Comparando estos antiguos cazadores con los actuales no podemos decir precisamente que estos últimos sean tan temerarios, basta echar un vistazo a la parafernalia de medios con los que el cazador actual se enfrenta a la fiera para ver que no corren ningún riesgo. Coches todo terreno, perros que sobrepasan los 4.000 euros, rifles de gran alcance y precisión milimétrica, visores especiales, móviles y emisoras de última generación, GPS de situación en el monte y un sinfín de pertrechos que hacen que el cazador tenga una desorbitada ventaja en el lance con el animal. Por lo tanto hoy día a los cazadores los hay que considerar como grupos que se juntan para pasar un buen rato en buena compañía y hacer un poco de ejercicio físico por nuestros montes, si puede ser, este ejercicio se hará encima del coche todo terreno cuatro por cuatro.

Pero lo fundamental y digno de destacar es que los cazadores actuales suelen ser muy respetuosos con el medio y son los primeros interesados en acatar las leyes que permiten la sostenibilidad de la caza, lejos quedan aquellas formas depredadoras que soportaba nuestra fauna.

Preparando un jabalí para ser ‘desfochado’ (quitarle la piel).
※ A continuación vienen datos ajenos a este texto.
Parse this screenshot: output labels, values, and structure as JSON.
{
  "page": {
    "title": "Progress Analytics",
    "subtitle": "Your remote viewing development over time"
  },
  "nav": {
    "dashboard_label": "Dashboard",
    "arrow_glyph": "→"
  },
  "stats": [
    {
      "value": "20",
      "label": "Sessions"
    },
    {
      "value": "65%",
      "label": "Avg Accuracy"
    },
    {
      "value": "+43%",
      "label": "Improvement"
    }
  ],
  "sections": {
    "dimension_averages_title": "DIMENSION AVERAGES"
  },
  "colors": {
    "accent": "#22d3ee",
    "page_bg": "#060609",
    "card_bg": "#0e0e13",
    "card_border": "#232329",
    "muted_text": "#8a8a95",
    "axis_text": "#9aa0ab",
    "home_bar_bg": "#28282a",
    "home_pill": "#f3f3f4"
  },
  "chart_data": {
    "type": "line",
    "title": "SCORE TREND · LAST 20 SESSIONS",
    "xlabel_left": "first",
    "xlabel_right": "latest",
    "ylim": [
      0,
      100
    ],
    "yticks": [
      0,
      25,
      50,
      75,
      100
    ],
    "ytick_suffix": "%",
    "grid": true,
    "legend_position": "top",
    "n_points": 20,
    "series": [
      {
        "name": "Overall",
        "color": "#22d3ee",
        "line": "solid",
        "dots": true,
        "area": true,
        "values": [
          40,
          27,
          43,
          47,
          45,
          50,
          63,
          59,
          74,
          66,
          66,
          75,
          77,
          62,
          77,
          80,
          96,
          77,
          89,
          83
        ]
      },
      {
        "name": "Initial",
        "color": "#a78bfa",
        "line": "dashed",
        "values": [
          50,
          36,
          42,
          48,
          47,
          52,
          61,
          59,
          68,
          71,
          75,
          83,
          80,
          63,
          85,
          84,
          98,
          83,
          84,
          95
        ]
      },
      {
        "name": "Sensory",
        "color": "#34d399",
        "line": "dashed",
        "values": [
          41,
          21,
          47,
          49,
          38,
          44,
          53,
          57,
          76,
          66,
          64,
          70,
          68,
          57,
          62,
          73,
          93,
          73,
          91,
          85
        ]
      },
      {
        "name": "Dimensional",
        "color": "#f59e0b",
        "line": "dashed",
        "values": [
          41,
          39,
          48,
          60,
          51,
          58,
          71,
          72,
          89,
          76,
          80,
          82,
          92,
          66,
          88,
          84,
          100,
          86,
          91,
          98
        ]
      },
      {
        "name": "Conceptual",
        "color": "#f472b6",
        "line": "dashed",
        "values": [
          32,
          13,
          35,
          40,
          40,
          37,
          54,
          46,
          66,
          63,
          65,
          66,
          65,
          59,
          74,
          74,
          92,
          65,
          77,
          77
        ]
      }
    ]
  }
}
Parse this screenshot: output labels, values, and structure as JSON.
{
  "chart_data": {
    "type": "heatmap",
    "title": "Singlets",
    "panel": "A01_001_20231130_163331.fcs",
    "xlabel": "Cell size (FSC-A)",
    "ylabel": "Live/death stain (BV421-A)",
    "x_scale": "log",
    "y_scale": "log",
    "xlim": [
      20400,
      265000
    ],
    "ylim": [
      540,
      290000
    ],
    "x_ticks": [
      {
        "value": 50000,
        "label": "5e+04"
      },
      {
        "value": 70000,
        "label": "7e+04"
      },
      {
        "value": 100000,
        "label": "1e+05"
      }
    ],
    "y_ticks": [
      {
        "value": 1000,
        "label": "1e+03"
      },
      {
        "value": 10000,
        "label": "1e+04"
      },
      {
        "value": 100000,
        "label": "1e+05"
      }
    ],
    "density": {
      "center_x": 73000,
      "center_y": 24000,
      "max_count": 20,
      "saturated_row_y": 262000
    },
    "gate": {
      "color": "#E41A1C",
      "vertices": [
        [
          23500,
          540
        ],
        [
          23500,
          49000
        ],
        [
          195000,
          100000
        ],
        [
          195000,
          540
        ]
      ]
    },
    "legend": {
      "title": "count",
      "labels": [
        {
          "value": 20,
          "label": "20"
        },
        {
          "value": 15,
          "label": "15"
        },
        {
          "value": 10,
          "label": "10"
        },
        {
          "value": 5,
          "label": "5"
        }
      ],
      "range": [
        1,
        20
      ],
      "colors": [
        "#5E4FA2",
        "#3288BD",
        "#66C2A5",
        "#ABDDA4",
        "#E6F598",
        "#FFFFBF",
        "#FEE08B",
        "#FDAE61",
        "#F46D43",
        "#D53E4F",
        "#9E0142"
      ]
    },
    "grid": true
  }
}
Los cazadores del concejo y los que vienen de visita para cazar, mueven un capital importante en los negocios de la zona, para entender esto basta hacer un número muy rápido sin profundizar demasiado sobre el dinero que mueve la caza actualmente en Cangas del Narcea todos los años. Hay 17 cuadrillas en el concejo con una media de 25 cazadores por cuadrilla, salen un total de 425 cazadores en la zona. Cada cazador paga de media al año 1.700 euros en gastos de impuestos, balas, pienso para perros, veterinarios, bares, cenas, reuniones, etc. En esta cifra no entra la compra de coches todo terreno, carros para perros, rifles, emisoras y otros elementos que aumentarían considerablemente el número dado anteriormente de gasto por cazador. Hacemos un cálculo rápido multiplicando 17 cuadrillas por 25 cazadores por cuadrilla salen 425 cazadores a 1.700 euros de gasto al año por cazador salen 722.500 euros que se distribuyen por la zona. A esta cifra hay que añadirle los 200 invitados que vienen de fuera de nuestro concejo a cazar, más los recechos que la Sociedad de Cazadores ofrece anualmente. También hay que sumar los 6 puestos de trabajo para guardas que esta sociedad soporta económicamente. Así que podemos decir que la caza mueve cifras anuales en la zona entre 700.000 y 800.000 euros.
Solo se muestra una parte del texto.